Gestützt wird diese Rechtsauffassung unter anderem durch eine Formulierung des Bundesverfassungsgerichtes von 1960 im Zusammenhang mit der Kriegsdienstverweigerung in dem es den Begriff der Gewissensverletzung definierte: „'Gewissensentscheidung' im Sinne des Art. 4 Abs. 3 GG jede ernste sittliche, das heißt an den Kategorien von ‚Gut‘ und ‚Böse‘ orientierte Entscheidung, die der Einzelne in einer bestimmten Lage als für sich bindend und unbedingt verpflichtend innerlich erfährt, so dass er gegen sie nicht ohne ernste Gewissensnot handeln könnte.“[1]

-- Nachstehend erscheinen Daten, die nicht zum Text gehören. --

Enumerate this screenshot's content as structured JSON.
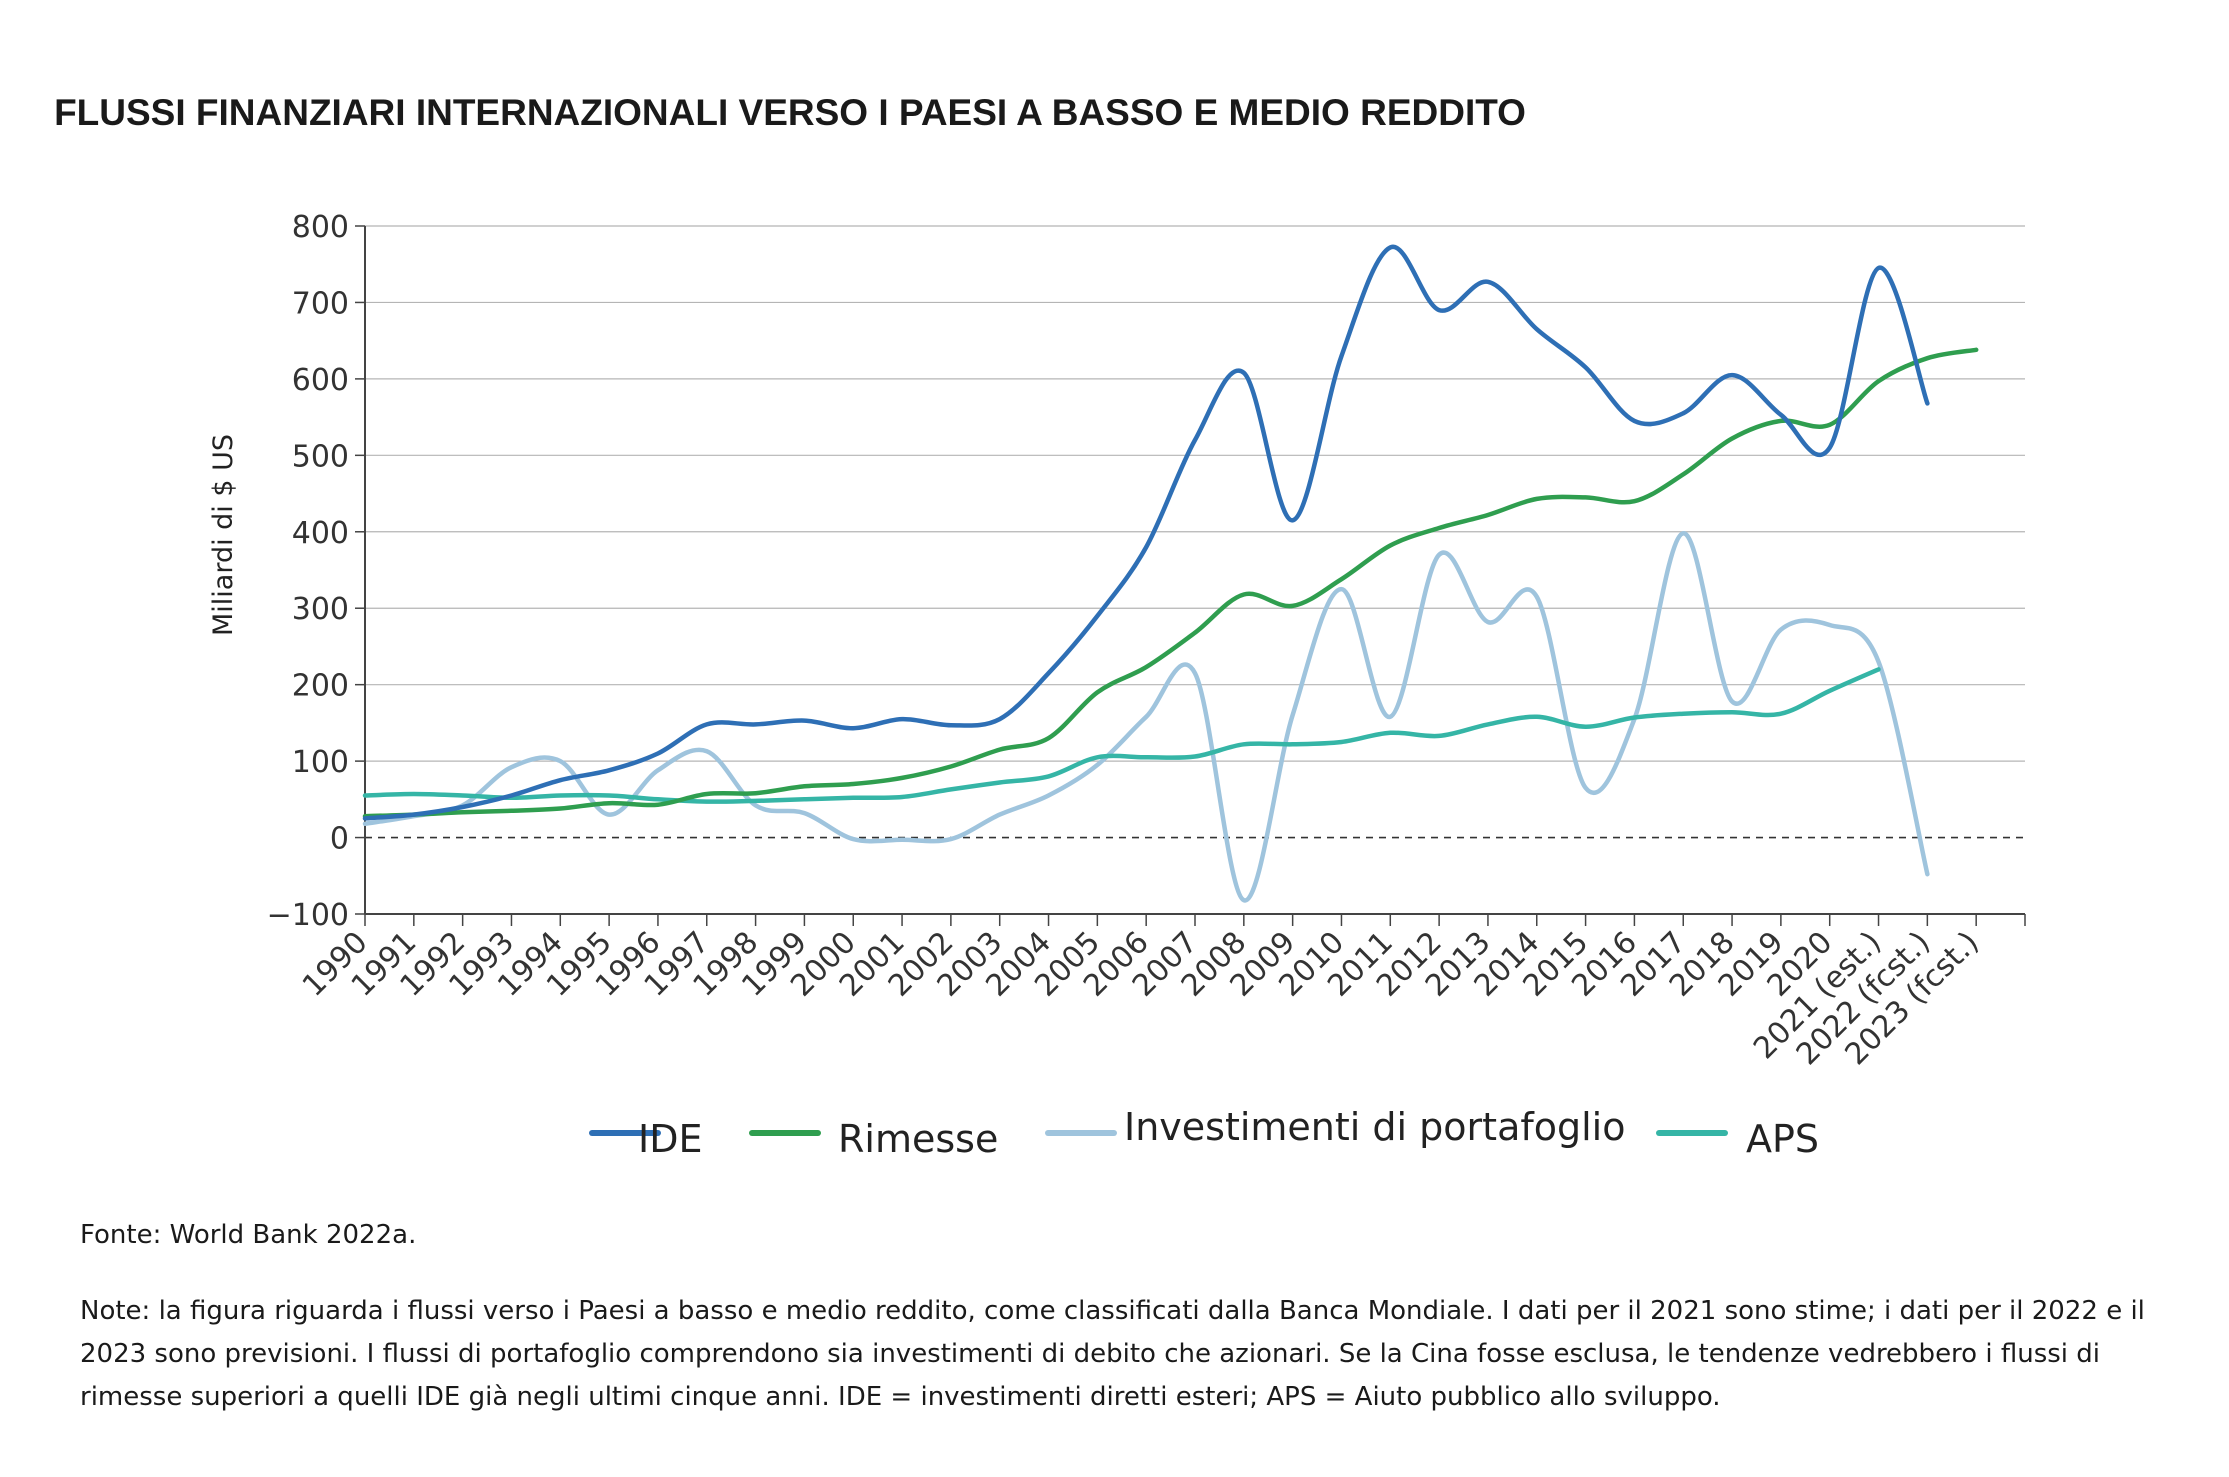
{
  "chart_data": {
    "type": "line",
    "title": "FLUSSI FINANZIARI INTERNAZIONALI VERSO I PAESI A BASSO E MEDIO REDDITO",
    "ylabel": "Miliardi di $ US",
    "xlabel": "",
    "ylim": [
      -100,
      800
    ],
    "yticks": [
      -100,
      0,
      100,
      200,
      300,
      400,
      500,
      600,
      700,
      800
    ],
    "ytick_labels": [
      "−100",
      "0",
      "100",
      "200",
      "300",
      "400",
      "500",
      "600",
      "700",
      "800"
    ],
    "grid": true,
    "zero_line": "dashed",
    "legend_position": "bottom",
    "x": [
      "1990",
      "1991",
      "1992",
      "1993",
      "1994",
      "1995",
      "1996",
      "1997",
      "1998",
      "1999",
      "2000",
      "2001",
      "2002",
      "2003",
      "2004",
      "2005",
      "2006",
      "2007",
      "2008",
      "2009",
      "2010",
      "2011",
      "2012",
      "2013",
      "2014",
      "2015",
      "2016",
      "2017",
      "2018",
      "2019",
      "2020",
      "2021 (est.)",
      "2022 (fcst.)",
      "2023 (fcst.)"
    ],
    "series": [
      {
        "name": "IDE",
        "color": "#2e6fb5",
        "values": [
          25,
          30,
          40,
          55,
          75,
          88,
          110,
          148,
          148,
          153,
          143,
          155,
          147,
          155,
          215,
          290,
          380,
          520,
          608,
          415,
          630,
          772,
          690,
          727,
          665,
          615,
          545,
          555,
          605,
          553,
          510,
          745,
          568,
          null
        ]
      },
      {
        "name": "Rimesse",
        "color": "#2f9e4f",
        "values": [
          28,
          30,
          33,
          35,
          38,
          45,
          43,
          57,
          58,
          67,
          70,
          78,
          93,
          115,
          130,
          190,
          223,
          268,
          318,
          303,
          338,
          382,
          405,
          422,
          443,
          445,
          440,
          475,
          522,
          545,
          540,
          597,
          627,
          638
        ]
      },
      {
        "name": "Investimenti di portafoglio",
        "color": "#9fc4dd",
        "values": [
          18,
          28,
          42,
          92,
          100,
          30,
          88,
          113,
          42,
          32,
          -2,
          -3,
          -2,
          30,
          55,
          95,
          158,
          215,
          -82,
          160,
          325,
          158,
          370,
          282,
          315,
          65,
          155,
          398,
          178,
          272,
          278,
          230,
          -48,
          null
        ]
      },
      {
        "name": "APS",
        "color": "#35b5a6",
        "values": [
          55,
          57,
          55,
          52,
          55,
          55,
          50,
          47,
          48,
          50,
          52,
          53,
          63,
          72,
          80,
          105,
          105,
          106,
          122,
          122,
          125,
          137,
          133,
          148,
          158,
          145,
          157,
          162,
          164,
          162,
          192,
          220,
          null,
          null
        ]
      }
    ]
  },
  "legend": {
    "items": [
      {
        "label": "IDE",
        "color": "#2e6fb5"
      },
      {
        "label": "Rimesse",
        "color": "#2f9e4f"
      },
      {
        "label": "Investimenti di portafoglio",
        "color": "#9fc4dd"
      },
      {
        "label": "APS",
        "color": "#35b5a6"
      }
    ]
  },
  "footer": {
    "source": "Fonte: World Bank 2022a.",
    "note": "Note: la figura riguarda i flussi verso i Paesi a basso e medio reddito, come classificati dalla Banca Mondiale. I dati per il 2021 sono stime; i dati per il 2022 e il 2023 sono previsioni. I flussi di portafoglio comprendono sia investimenti di debito che azionari. Se la Cina fosse esclusa, le tendenze vedrebbero i flussi di rimesse superiori a quelli IDE già negli ultimi cinque anni. IDE = investimenti diretti esteri; APS = Aiuto pubblico allo sviluppo."
  }
}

So stellte sich die grundsätzliche Frage: Kann es sein, dass der Bürger dem Staat wegen seines Gewissens die Zahlung von Steuern verweigern darf? Die Gerichte wiesen die Klagen einhellig zurück.

Diese Debatte spitzte sich 1991 durch eine juristische Auseinandersetzung zu. Der grüne Rechtspolitiker und Richter Paul Tiedemann sorgte mit seiner These für Aufregung, dass die verfassungsmäßig verankerte Gewissensfreiheit schon de lege lata (nach geltendem Recht) das Recht umfasse, die Steuer aus Gewissensgründen zu verweigern. Er bezog sich vor allem darauf, dass die Gewissensfreiheit im Grundgesetz nicht durch ein anderes Gesetz einschränkbar ist. [2]

Klagen zur Steuerverweigerung wurden wegen „verfassungsimmanenter Schranken“ abgewiesen. In Literatur und Rechtsprechung wird das Recht auf Steuerverweigerung fast immer mit der Begründung abgelehnt, dass der Steuerverweigerer auf die Steuerverwendung durchgreifen wolle. Der Rechtswissenschaftler Harald Maihold hält es für einen „Trick in der herrschenden Argumentation“, dass die rechtliche Zurechnungsregel der Parlamentshoheit zum Inhalt des Gewissens werde.[2]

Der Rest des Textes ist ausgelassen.